Ankara 63. Asliye Ceza Mahkemesi’ndeki duruşmaya sanık Ahmet Ozan Karaca, tutuklu bulunduğu cezaevinden görüntü konferans aracılığıyla bağlanırken tutuksuz sanıklar Baver Gül ve Çağdaş Can Bardakçı ise katılmadı.
Türkiye Barolar Birliği, Ankara Barosu, Türkmen Alevi Bektaşi Vakfı, Fatma Ana Cemevi ve Demokratik Alevi Dernekleri temsilcileri de mahkeme salonunda yer aldı.
‘AKLİ İSTİKRARI YERİNDE DEĞİL’ İDDİASI
Avukatlar, duruşmanın daha büyük bir salonda yapılması ve tutuksuz sanıkların huzurda dinlenmesi için bu celse savunma alınmamasını talep etti. Bunun üzerine mahkeme hakimi, duruşma salonunun değiştirilmesine ait talebin gelecek celse değerlendirileceğini belirterek, tahliyeye yönelik talebini lisana getirmesi için tutuklu sanık Karaca’ya kelam verdi.

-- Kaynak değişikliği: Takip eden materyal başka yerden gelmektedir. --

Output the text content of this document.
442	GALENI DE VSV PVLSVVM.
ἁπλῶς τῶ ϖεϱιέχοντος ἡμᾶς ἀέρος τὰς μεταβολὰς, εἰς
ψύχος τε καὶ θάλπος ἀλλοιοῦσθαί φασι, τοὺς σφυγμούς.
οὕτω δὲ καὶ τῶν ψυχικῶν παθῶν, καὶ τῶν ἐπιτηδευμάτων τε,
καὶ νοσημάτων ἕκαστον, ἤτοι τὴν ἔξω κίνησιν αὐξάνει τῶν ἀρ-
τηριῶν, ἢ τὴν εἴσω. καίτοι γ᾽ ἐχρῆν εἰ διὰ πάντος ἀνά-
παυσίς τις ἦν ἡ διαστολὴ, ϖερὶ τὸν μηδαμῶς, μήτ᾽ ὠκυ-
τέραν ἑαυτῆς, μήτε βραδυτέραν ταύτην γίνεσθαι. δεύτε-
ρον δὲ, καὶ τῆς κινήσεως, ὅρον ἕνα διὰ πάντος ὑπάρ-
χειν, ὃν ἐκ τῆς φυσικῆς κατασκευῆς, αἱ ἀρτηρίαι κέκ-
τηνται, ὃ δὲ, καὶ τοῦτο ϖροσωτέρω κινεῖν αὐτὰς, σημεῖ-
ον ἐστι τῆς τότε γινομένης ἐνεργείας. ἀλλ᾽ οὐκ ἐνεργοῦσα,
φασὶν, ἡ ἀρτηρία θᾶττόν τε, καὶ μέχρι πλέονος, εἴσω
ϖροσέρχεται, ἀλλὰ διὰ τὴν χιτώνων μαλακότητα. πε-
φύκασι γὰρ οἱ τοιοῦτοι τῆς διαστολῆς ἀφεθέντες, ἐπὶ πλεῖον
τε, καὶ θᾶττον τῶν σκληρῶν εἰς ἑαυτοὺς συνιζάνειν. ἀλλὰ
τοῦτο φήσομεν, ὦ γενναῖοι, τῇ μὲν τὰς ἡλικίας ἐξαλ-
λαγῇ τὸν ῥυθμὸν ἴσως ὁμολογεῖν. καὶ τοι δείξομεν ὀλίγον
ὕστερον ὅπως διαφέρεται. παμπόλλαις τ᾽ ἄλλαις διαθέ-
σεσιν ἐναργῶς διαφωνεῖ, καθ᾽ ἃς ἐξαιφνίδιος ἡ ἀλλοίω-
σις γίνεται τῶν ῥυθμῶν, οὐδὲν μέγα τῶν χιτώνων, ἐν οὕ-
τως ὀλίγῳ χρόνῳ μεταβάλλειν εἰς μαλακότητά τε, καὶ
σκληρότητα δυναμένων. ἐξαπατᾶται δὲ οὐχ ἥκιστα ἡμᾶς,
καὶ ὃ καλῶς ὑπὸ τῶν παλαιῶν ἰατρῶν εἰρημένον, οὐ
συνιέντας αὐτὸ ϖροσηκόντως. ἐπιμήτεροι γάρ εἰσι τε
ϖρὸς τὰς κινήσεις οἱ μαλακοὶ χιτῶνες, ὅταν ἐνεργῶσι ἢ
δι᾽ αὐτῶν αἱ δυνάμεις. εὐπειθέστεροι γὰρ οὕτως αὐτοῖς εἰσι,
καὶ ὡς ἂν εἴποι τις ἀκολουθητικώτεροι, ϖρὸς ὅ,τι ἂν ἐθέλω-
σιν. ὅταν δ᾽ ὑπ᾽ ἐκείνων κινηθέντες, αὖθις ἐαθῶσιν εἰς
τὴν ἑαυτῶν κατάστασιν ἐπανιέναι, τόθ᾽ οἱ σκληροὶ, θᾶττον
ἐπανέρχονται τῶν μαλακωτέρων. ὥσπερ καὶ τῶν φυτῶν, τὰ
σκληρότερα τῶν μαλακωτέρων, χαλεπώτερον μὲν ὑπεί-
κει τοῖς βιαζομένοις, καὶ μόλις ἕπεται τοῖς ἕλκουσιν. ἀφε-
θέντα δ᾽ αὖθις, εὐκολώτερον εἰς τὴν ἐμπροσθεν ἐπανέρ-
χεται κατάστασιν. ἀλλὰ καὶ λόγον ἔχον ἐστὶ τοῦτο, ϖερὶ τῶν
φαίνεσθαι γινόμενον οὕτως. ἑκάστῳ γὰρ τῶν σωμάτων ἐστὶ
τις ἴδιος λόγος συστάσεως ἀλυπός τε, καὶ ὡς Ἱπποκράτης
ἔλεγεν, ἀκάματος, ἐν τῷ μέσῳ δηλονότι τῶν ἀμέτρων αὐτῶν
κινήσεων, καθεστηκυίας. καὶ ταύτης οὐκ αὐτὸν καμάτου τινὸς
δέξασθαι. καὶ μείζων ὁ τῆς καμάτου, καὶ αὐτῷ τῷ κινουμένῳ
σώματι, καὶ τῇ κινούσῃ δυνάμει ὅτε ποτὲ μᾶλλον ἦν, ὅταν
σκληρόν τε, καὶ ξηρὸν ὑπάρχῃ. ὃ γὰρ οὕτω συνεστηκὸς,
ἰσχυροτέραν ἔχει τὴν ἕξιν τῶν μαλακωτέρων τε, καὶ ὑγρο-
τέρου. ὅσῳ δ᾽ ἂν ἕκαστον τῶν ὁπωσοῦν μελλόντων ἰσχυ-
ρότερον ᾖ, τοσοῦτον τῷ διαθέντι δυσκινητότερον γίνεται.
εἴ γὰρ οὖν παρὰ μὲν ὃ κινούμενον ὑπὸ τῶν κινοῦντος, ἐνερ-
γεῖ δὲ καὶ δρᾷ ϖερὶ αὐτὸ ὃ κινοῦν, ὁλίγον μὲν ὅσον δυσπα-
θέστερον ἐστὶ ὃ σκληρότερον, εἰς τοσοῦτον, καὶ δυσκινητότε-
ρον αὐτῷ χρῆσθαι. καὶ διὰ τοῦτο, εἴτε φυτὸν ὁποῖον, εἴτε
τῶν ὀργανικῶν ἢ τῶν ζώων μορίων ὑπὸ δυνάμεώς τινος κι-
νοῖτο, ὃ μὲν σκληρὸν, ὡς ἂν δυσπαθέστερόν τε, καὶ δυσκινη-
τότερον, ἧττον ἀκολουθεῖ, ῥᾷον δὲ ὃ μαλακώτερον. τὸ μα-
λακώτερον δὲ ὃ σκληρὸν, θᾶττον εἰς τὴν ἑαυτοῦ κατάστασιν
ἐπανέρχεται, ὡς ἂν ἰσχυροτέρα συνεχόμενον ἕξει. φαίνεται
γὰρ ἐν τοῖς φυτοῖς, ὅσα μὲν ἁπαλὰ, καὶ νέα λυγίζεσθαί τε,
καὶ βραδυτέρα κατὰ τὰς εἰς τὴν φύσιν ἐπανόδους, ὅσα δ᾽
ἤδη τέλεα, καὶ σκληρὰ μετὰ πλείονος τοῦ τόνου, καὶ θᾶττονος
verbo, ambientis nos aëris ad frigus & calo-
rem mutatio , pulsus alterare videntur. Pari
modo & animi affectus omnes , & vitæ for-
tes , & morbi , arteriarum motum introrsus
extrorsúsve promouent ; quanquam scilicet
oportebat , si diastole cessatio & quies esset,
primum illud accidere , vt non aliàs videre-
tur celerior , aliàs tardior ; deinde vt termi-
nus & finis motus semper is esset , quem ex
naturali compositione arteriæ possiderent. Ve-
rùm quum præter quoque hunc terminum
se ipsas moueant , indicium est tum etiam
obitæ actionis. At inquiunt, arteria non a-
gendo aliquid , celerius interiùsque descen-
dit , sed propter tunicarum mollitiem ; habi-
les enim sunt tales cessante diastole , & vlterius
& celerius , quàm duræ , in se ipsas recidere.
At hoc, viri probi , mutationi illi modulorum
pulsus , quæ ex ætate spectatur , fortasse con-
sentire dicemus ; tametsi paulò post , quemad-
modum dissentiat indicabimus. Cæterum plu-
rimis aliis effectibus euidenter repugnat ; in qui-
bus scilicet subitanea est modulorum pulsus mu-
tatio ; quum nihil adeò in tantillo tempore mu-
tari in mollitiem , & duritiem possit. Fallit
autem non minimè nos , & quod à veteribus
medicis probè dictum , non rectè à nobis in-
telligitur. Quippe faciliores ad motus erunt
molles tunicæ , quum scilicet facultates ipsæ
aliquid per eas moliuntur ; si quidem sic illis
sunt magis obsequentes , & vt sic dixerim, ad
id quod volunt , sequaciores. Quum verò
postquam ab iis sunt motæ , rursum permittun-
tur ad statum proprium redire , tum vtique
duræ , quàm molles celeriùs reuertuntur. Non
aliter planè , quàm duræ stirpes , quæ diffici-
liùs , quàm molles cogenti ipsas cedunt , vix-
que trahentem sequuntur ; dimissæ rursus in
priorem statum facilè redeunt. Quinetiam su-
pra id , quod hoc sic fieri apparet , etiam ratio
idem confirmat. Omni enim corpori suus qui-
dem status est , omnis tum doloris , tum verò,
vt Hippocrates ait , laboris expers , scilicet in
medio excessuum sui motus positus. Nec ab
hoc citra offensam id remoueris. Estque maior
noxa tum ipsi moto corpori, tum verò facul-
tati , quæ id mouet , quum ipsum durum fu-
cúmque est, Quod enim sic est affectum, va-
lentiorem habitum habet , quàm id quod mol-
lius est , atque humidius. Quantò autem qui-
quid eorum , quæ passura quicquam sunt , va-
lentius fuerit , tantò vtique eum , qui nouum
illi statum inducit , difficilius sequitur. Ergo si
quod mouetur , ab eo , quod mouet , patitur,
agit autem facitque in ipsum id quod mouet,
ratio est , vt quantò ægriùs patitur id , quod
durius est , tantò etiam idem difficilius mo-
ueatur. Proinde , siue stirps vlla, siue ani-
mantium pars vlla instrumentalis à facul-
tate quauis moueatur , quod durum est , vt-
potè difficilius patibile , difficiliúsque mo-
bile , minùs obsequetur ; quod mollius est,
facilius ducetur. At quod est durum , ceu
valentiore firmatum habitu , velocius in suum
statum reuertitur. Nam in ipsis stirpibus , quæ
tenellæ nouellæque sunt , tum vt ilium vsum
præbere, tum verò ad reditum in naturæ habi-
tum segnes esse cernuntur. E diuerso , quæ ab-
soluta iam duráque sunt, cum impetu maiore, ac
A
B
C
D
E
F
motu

Tutuksuz yargılanmayı talep eden sanık Karaca, mahkemenin istediği vakit savunma yapmaya hazır olduğunu söyledi.
Sanık avukatı da müvekkilinin akli istikrarının yerinde olmadığını, bu nedenle tutuklama münasebetinin ortadan kalktığını savunarak Karaca’nın tahliyesini istedi.
ADLİ TIP KURUMU’NDAN RAPOR İSTENDİ
Beyanların akabinde orta kararı açıklayan hakim, sanık Karaca’nın aklı sıhhatinin yerinde olup olmadığına ait İsimli Tıp Kurumu’ndan rapor alınmasını kararlaştırdı. Ayrıyeten tutuksuz sanıkların mahkeme huzurunda savunma yapmalarına hükmeden hakim, duruşmayı 27 Şubat’a erteledi.
Duruşmanın akabinde birtakım sivil toplum kuruluş temsilcileri, Ankara Adliyesi’nin önünde basın açıklaması yaptı.
İDDİANAMEDE
Ankara Cumhuriyet Başsavcılığı’nın iddianamesine nazaran 30 Temmuz 2022’de Ahmet Ozan Karaca, Çankaya ve Mamak ilçelerindeki Türkmen Alevi Bektaşi Derneği, Şahı Merdan Cemevi, Sivas Divriği Gökçebel Derneği ve Fatma Ana Cemevi’ne hücumda bulundu.
Sanıklar Baver Gül ve Çağdaş Can ise Karaca’yı azmettirmekle suçlandı.
Söz konusu sanıkların, “halkı kin ve düşmanlığa alenen tahrik”, “ibadethanelere ve mezarlıklara ziyan verme”, “inanç fikir ve kanaat hürriyetinin kullanılmasını engelleme” ve “silahla kolay yaralama” cürümlerinden 12 yıl 10 aya kadar mahpusla cezalandırılmaları talep ediliyor.